Under the Stars
Federico Beltran Masses: Under the Stars, February 10 – March 24, 2016
‘I arrive in London with the nerves of a child still at art school,’ declared the Cuban born Spanish painter, Federico Beltran Masses, ahead of his 1929 exhibition at The New Burlington Galleries. ‘I await the verdict of [London] with more fear than I would any other art world capital’. This was his first London show, but Beltran Masses was no ingénue, he was already internationally famous, a lodestar to which the denizens of a glittering interwar firmament were irresistibly drawn for their portraits, just as visitors eagerly queued to see his exhibitions.
Indeed his fears proved unfounded, the exhibition was a resounding success, fanned by the controversy surrounding his painting, Salomé, or to quote one of the 192 articles that the exhibition garnered worldwide, ‘the most daring nude picture ever painted’. Owing more to Oscar Wilde’s play than the Gospel of Mark, the painting depicts Salomé, naked but for her jewellery, arching backwards on sumptuous cushions, her thighs apart, her hand across her eyes, convulsed in grief or orgasm, as a servant presents her with the head of St John the Baptist on a platter.

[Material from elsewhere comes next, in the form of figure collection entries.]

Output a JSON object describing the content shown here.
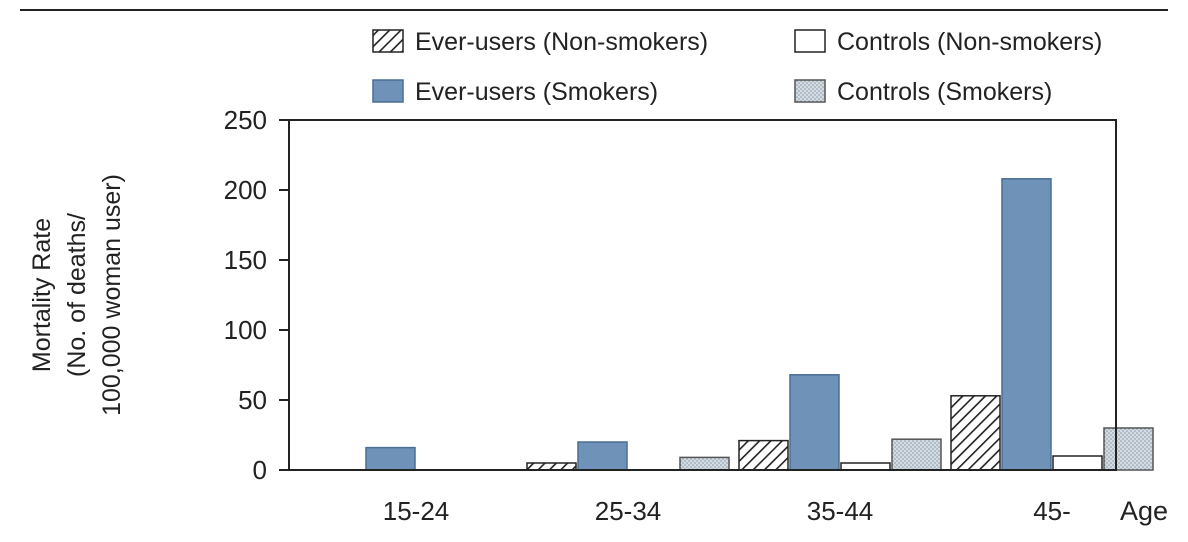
{
  "chart_data": {
    "type": "bar",
    "categories": [
      "15-24",
      "25-34",
      "35-44",
      "45-"
    ],
    "series": [
      {
        "name": "Ever-users (Non-smokers)",
        "pattern": "hatch",
        "values": [
          0,
          5,
          21,
          53
        ]
      },
      {
        "name": "Ever-users (Smokers)",
        "pattern": "solid",
        "values": [
          16,
          20,
          68,
          208
        ]
      },
      {
        "name": "Controls (Non-smokers)",
        "pattern": "open",
        "values": [
          0,
          0,
          5,
          10
        ]
      },
      {
        "name": "Controls (Smokers)",
        "pattern": "dotted",
        "values": [
          0,
          9,
          22,
          30
        ]
      }
    ],
    "title": "",
    "xlabel": "Age",
    "ylabel_lines": [
      "Mortality Rate",
      "(No. of deaths/",
      "100,000 woman user)"
    ],
    "ylim": [
      0,
      250
    ],
    "yticks": [
      0,
      50,
      100,
      150,
      200,
      250
    ],
    "grid": false,
    "legend_position": "top",
    "colors": {
      "solid_fill": "#6f93b8",
      "solid_stroke": "#4a6e94",
      "axis": "#222222",
      "dotted_fill": "#d3dbe3"
    }
  }
}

Outraged conservative quarters branded the work immoral and Beltran Masses through pique, or an example of the highly astute self-publicist he was, briefly withdrew it from the exhibition which went on to attract 17,317 paying visitors within three weeks and to sell 12,000 catalogues. He was neither a stranger to controversy nor to the efficacy of having merchandise for sale, something we might wrongly assume to be a modern pop culture phenomenon, and equally to how lucrative any kind of publicity can be on sales.